Die grundlegende Faustregel lautet: Verdächtig erscheint fast alles was auf den ersten Blick einfach wirkt. Fensterreiniger und Küchenrollen herrschen in den Diskussionen vor. Zahlreiche Stimmen plädieren für die Nutzung von weichen Mikrofasertüchern, manche setzen auf spezielle Reiniger—schützen soll das Ergebnis schließlich. Ein Kriterium das während der Reinigung immer im Hinterkopf bleiben sollte ist die Beschichtung des Monitors. Derartige Details spielen eine große Rolle.

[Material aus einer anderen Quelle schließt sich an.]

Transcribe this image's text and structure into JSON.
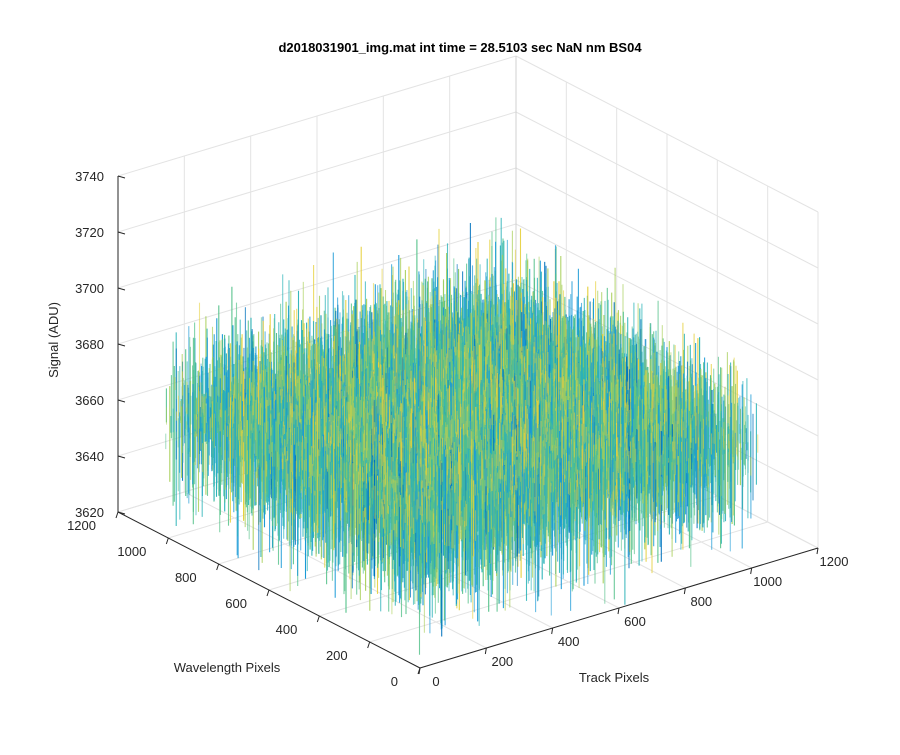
{
  "chart_data": {
    "type": "surface",
    "title": "d2018031901_img.mat int time = 28.5103 sec  NaN nm BS04",
    "xlabel": "Track Pixels",
    "ylabel": "Wavelength Pixels",
    "zlabel": "Signal (ADU)",
    "xlim": [
      0,
      1200
    ],
    "ylim": [
      0,
      1200
    ],
    "zlim": [
      3620,
      3740
    ],
    "x_ticks": [
      "0",
      "200",
      "400",
      "600",
      "800",
      "1000",
      "1200"
    ],
    "y_ticks": [
      "0",
      "200",
      "400",
      "600",
      "800",
      "1000",
      "1200"
    ],
    "z_ticks": [
      "3620",
      "3640",
      "3660",
      "3680",
      "3700",
      "3720",
      "3740"
    ],
    "grid": true,
    "data_extent": {
      "x": [
        1,
        1024
      ],
      "y": [
        1,
        1024
      ]
    },
    "signal_mean": 3662,
    "signal_noise_range": [
      3628,
      3712
    ],
    "colormap": [
      "#0072bd",
      "#1a9ad6",
      "#2bb3b8",
      "#55c28a",
      "#a9cf5a",
      "#e6d03c"
    ]
  }
}
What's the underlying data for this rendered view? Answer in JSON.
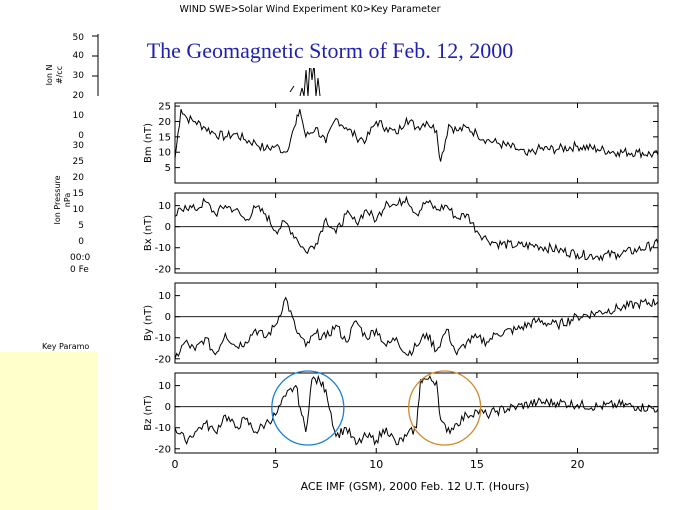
{
  "header": {
    "instrument_line": "WIND  SWE>Solar Wind Experiment  K0>Key Parameter",
    "title": "The Geomagnetic Storm of Feb. 12, 2000"
  },
  "background_plot": {
    "panel1_ylabel": "Ion N\n#/cc",
    "panel1_ticks": [
      "50",
      "40",
      "30",
      "20",
      "10",
      "0"
    ],
    "panel2_ylabel": "Ion Pressure\nnPa",
    "panel2_ticks": [
      "30",
      "25",
      "20",
      "15",
      "10",
      "5",
      "0"
    ],
    "time_fragment": "00:0",
    "axis_fragment": "0 Fe",
    "footer_fragment": "Key Paramo"
  },
  "chart_data": {
    "type": "line",
    "title": "ACE IMF (GSM), 2000 Feb. 12 U.T. (Hours)",
    "xlabel": "ACE IMF (GSM), 2000 Feb. 12 U.T. (Hours)",
    "xlim": [
      0,
      24
    ],
    "x_ticks": [
      0,
      5,
      10,
      15,
      20
    ],
    "panels": [
      {
        "name": "Bm",
        "ylabel": "Bm (nT)",
        "ylim": [
          0,
          26
        ],
        "y_ticks": [
          5,
          10,
          15,
          20,
          25
        ],
        "zero_line": false,
        "x": [
          0,
          0.3,
          0.6,
          1,
          1.5,
          2,
          2.5,
          3,
          3.5,
          4,
          4.5,
          5,
          5.5,
          6,
          6.2,
          6.5,
          7,
          7.5,
          8,
          8.5,
          9,
          9.5,
          10,
          10.5,
          11,
          11.5,
          12,
          12.5,
          13,
          13.2,
          13.6,
          14,
          14.5,
          15,
          15.5,
          16,
          17,
          17.5,
          18,
          19,
          20,
          21,
          22,
          23,
          24
        ],
        "values": [
          8,
          24,
          21,
          20,
          18,
          16,
          15,
          16,
          14,
          13,
          11,
          12,
          10,
          19,
          24,
          15,
          18,
          13,
          21,
          18,
          15,
          14,
          20,
          18,
          16,
          21,
          18,
          20,
          17,
          7,
          19,
          17,
          18,
          16,
          14,
          13,
          11,
          9,
          11,
          11,
          12,
          11,
          10,
          10,
          9
        ]
      },
      {
        "name": "Bx",
        "ylabel": "Bx (nT)",
        "ylim": [
          -22,
          16
        ],
        "y_ticks": [
          -20,
          -10,
          0,
          10
        ],
        "zero_line": true,
        "x": [
          0,
          0.5,
          1,
          1.5,
          2,
          2.5,
          3,
          3.5,
          4,
          4.5,
          5,
          5.5,
          6,
          6.5,
          7,
          7.5,
          8,
          8.5,
          9,
          9.5,
          10,
          10.5,
          11,
          11.5,
          12,
          12.5,
          13,
          13.5,
          14,
          14.5,
          15,
          15.5,
          16,
          17,
          18,
          19,
          20,
          21,
          22,
          23,
          24
        ],
        "values": [
          5,
          10,
          8,
          12,
          6,
          10,
          8,
          3,
          9,
          6,
          -2,
          2,
          -5,
          -12,
          -8,
          4,
          -3,
          6,
          2,
          8,
          3,
          12,
          10,
          14,
          6,
          12,
          8,
          10,
          4,
          6,
          -2,
          -6,
          -8,
          -9,
          -9,
          -11,
          -13,
          -14,
          -13,
          -11,
          -8
        ]
      },
      {
        "name": "By",
        "ylabel": "By (nT)",
        "ylim": [
          -22,
          16
        ],
        "y_ticks": [
          -20,
          -10,
          0,
          10
        ],
        "zero_line": true,
        "x": [
          0,
          0.5,
          1,
          1.5,
          2,
          2.5,
          3,
          3.5,
          4,
          4.5,
          5,
          5.5,
          6,
          6.5,
          7,
          7.5,
          8,
          8.5,
          9,
          9.5,
          10,
          10.5,
          11,
          11.5,
          12,
          12.5,
          13,
          13.5,
          14,
          14.5,
          15,
          15.5,
          16,
          17,
          18,
          19,
          20,
          21,
          22,
          23,
          24
        ],
        "values": [
          -20,
          -12,
          -16,
          -10,
          -18,
          -8,
          -14,
          -12,
          -6,
          -10,
          -4,
          9,
          -6,
          -14,
          -8,
          -10,
          -4,
          -12,
          -2,
          -10,
          -6,
          -14,
          -10,
          -18,
          -14,
          -8,
          -16,
          -6,
          -18,
          -12,
          -10,
          -12,
          -8,
          -6,
          -2,
          -4,
          0,
          2,
          4,
          6,
          7
        ]
      },
      {
        "name": "Bz",
        "ylabel": "Bz (nT)",
        "ylim": [
          -22,
          16
        ],
        "y_ticks": [
          -20,
          -10,
          0,
          10
        ],
        "zero_line": true,
        "x": [
          0,
          0.5,
          1,
          1.5,
          2,
          2.5,
          3,
          3.5,
          4,
          4.5,
          5,
          5.5,
          6,
          6.3,
          6.5,
          6.8,
          7.2,
          7.5,
          8,
          8.5,
          9,
          9.5,
          10,
          10.5,
          11,
          11.5,
          12,
          12.2,
          12.5,
          13,
          13.2,
          13.5,
          14,
          14.5,
          15,
          15.5,
          16,
          17,
          18,
          19,
          20,
          21,
          22,
          23,
          24
        ],
        "values": [
          -10,
          -16,
          -12,
          -8,
          -12,
          -4,
          -10,
          -6,
          -12,
          -8,
          -4,
          5,
          10,
          -4,
          -12,
          13,
          12,
          8,
          -14,
          -10,
          -18,
          -14,
          -16,
          -10,
          -18,
          -14,
          -10,
          13,
          13,
          12,
          -6,
          -12,
          -8,
          -4,
          -2,
          -4,
          -2,
          0,
          2,
          2,
          1,
          0,
          1,
          0,
          -1
        ]
      }
    ],
    "annotations": [
      {
        "type": "circle",
        "color": "#1a7fd0",
        "center_x": 6.6,
        "panel": "Bz"
      },
      {
        "type": "circle",
        "color": "#d08a2a",
        "center_x": 13.4,
        "panel": "Bz"
      }
    ]
  }
}
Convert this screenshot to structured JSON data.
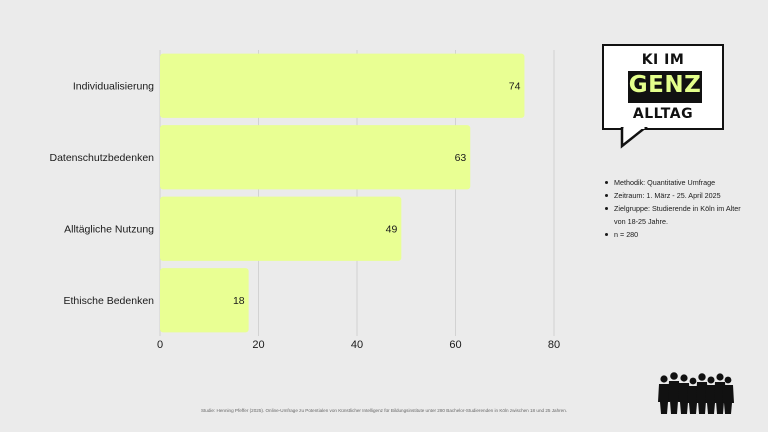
{
  "chart_data": {
    "type": "bar",
    "orientation": "horizontal",
    "categories": [
      "Individualisierung",
      "Datenschutzbedenken",
      "Alltägliche Nutzung",
      "Ethische Bedenken"
    ],
    "values": [
      74,
      63,
      49,
      18
    ],
    "xticks": [
      0,
      20,
      40,
      60,
      80
    ],
    "xlim": [
      0,
      80
    ],
    "grid": true,
    "bar_color": "#e9ff93"
  },
  "logo": {
    "top": "KI IM",
    "middle": "GENZ",
    "bottom": "ALLTAG"
  },
  "notes": [
    "Methodik: Quantitative Umfrage",
    "Zeitraum: 1. März - 25. April 2025",
    "Zielgruppe: Studierende in Köln im Alter von 18-25 Jahre.",
    "n = 280"
  ],
  "source": "Studie: Henning Pfeffer (2025). Online-Umfrage zu Potentialen von Künstlicher Intelligenz für Bildungsinstitute unter 280 Bachelor-Studierenden in Köln zwischen 18 und 25 Jahren.",
  "icons": {
    "people": "crowd-silhouette-icon",
    "logo_bubble": "speech-bubble-icon"
  }
}
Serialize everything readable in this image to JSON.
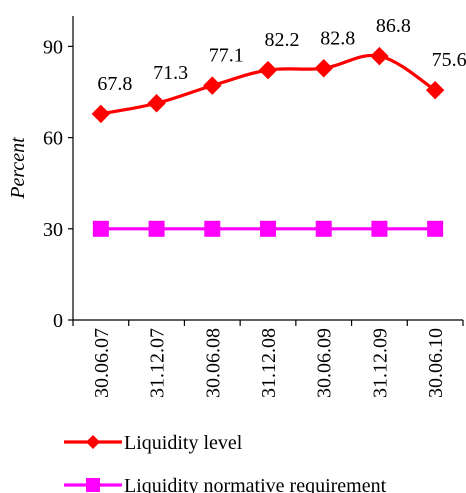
{
  "chart_data": {
    "type": "line",
    "categories": [
      "30.06.07",
      "31.12.07",
      "30.06.08",
      "31.12.08",
      "30.06.09",
      "31.12.09",
      "30.06.10"
    ],
    "series": [
      {
        "name": "Liquidity level",
        "values": [
          67.8,
          71.3,
          77.1,
          82.2,
          82.8,
          86.8,
          75.6
        ],
        "color": "#ff0000",
        "marker": "diamond",
        "data_labels": true
      },
      {
        "name": "Liquidity normative requirement",
        "values": [
          30,
          30,
          30,
          30,
          30,
          30,
          30
        ],
        "color": "#ff00ff",
        "marker": "square",
        "data_labels": false
      }
    ],
    "ylabel": "Percent",
    "xlabel": "",
    "ylim": [
      0,
      100
    ],
    "yticks": [
      0,
      30,
      60,
      90
    ],
    "grid": false,
    "legend_position": "bottom"
  }
}
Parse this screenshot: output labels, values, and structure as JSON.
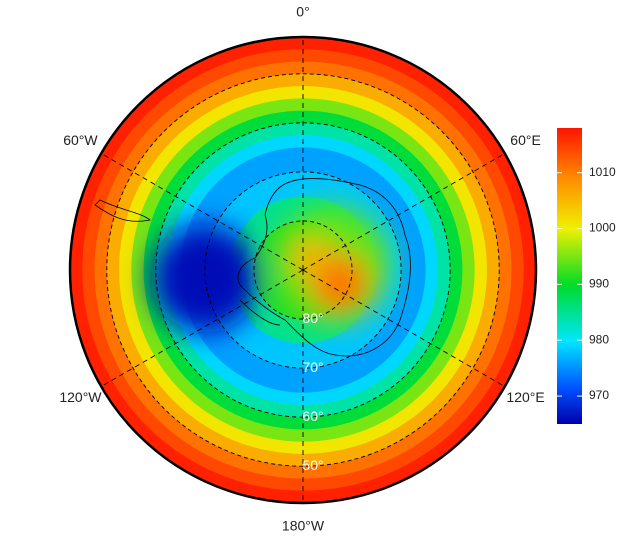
{
  "map": {
    "type": "polar-stereographic",
    "lat_limit": -42.5,
    "longitude_labels": [
      {
        "text": "0°",
        "lon": 0
      },
      {
        "text": "60°E",
        "lon": 60
      },
      {
        "text": "120°E",
        "lon": 120
      },
      {
        "text": "180°W",
        "lon": 180
      },
      {
        "text": "120°W",
        "lon": -120
      },
      {
        "text": "60°W",
        "lon": -60
      }
    ],
    "latitude_labels": [
      {
        "text": "80°",
        "lat": -80
      },
      {
        "text": "70°",
        "lat": -70
      },
      {
        "text": "60°",
        "lat": -60
      },
      {
        "text": "50°",
        "lat": -50
      }
    ],
    "field": [
      {
        "lat": -42.5,
        "value": 1017
      },
      {
        "lat": -45,
        "value": 1014
      },
      {
        "lat": -47.5,
        "value": 1011
      },
      {
        "lat": -50,
        "value": 1006
      },
      {
        "lat": -52.5,
        "value": 1001
      },
      {
        "lat": -55,
        "value": 995
      },
      {
        "lat": -57.5,
        "value": 989
      },
      {
        "lat": -60,
        "value": 984
      },
      {
        "lat": -62.5,
        "value": 979
      },
      {
        "lat": -65,
        "value": 976
      },
      {
        "lat": -67.5,
        "value": 976
      },
      {
        "lat": -70,
        "value": 978
      },
      {
        "lat": -75,
        "value": 985
      },
      {
        "lat": -80,
        "value": 991
      }
    ],
    "anomalies": [
      {
        "lat": -70,
        "lon": -95,
        "value": 966,
        "size": 11
      },
      {
        "lat": -84,
        "lon": 80,
        "value": 994,
        "size": 12
      },
      {
        "lat": -82,
        "lon": 110,
        "value": 1011,
        "size": 6
      },
      {
        "lat": -87,
        "lon": 30,
        "value": 1006,
        "size": 4
      }
    ],
    "colorbar": {
      "lim": [
        965,
        1018
      ],
      "ticks": [
        970,
        980,
        990,
        1000,
        1010
      ]
    }
  }
}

Laut aktuellen Umfragen gibt es eine klare Mehrheit die von Fensterputzmitteln abrät. Selbst kleinste Kratzer könnten den Bildschirm – für viele von uns das wichtigste 🪟 zur digitalen Welt – nachhaltig schädigen. Ironischerweise hat jeder Reinigungsvorschlag seine Befürworter jedoch ebenfalls Gegner. Der Zauber steckt in der Sanftheit – so könnte man sagen. Hohe Spielräume gibt es nicht.


Für die reinigende Zeremonie kann ein sauberes Mikrofasertuch präzise worken. Hartnäckige Verschmutzungen? Hier sollten wir ein feuchtes Mikrofasertuch zur Hand nehmen. Aber – und hier ist das große Aber – es muss darauf geachtet werden, dass das Tuch nicht zu feucht ist. Dabei empfehlen viele Experten – nur destilliertes Wasser oder spezielle Bildschirmreiniger zu verwenden. Diese wirken feinschichtig; ohne Beschädigungen zu hinterlassen.


Um technische Welchheit der elektronischen Komponenten zu wahren ist es unabdingbar, den Bildschirm nur sanft zu benetzen. Hartnäckige Rückstände jedoch sind die Natur des Menschen. Die imangesprochenen Zubehörteile führen oft zu Missverständnissen. Monitore besitzen eine ausgesprochen unterschiedliche Beschichtung. Achten wir also darauf – dass Schrubben eine unerlöste Idee bleibt.


Wichtiger denn je ist Wissen – die Kombination aus Fachkenntnis und Fingerspitzengefühl. Das Reinigen von Monitorbildschirmen wird so zu einer Kunstform. Häufigere Reinigung jedoch steigert das Risiko. Allzu häufige Eingriffe verdünnen den der Bildschirme, dass wir uns so sehr ins ❤️ geschlossen haben. Langfristig führt eine sanfte Reinigung mit nicht zu aggressiven Mitteln – so lässt sich zusammenfassen – zur Erhaltung der Bildschirmqualität.


Es bleibt festzuhalten: Um Schäden an modernen Monitoren zu vermeiden sollte unser Fokus auf weichen speziellen Reinigungsmitteln liegen. Für das Vermeiden von Kratzern und Beschädigungen gibt es kaum Alternativen. Wer das richtige Tuch und die adäquate Feuchtigkeit im Blick behält der wird den Monitor in neuem Glanz erstrahlen lassen und so den gepflegten Eindruck weit über das bloße Äußere hinweg wahren.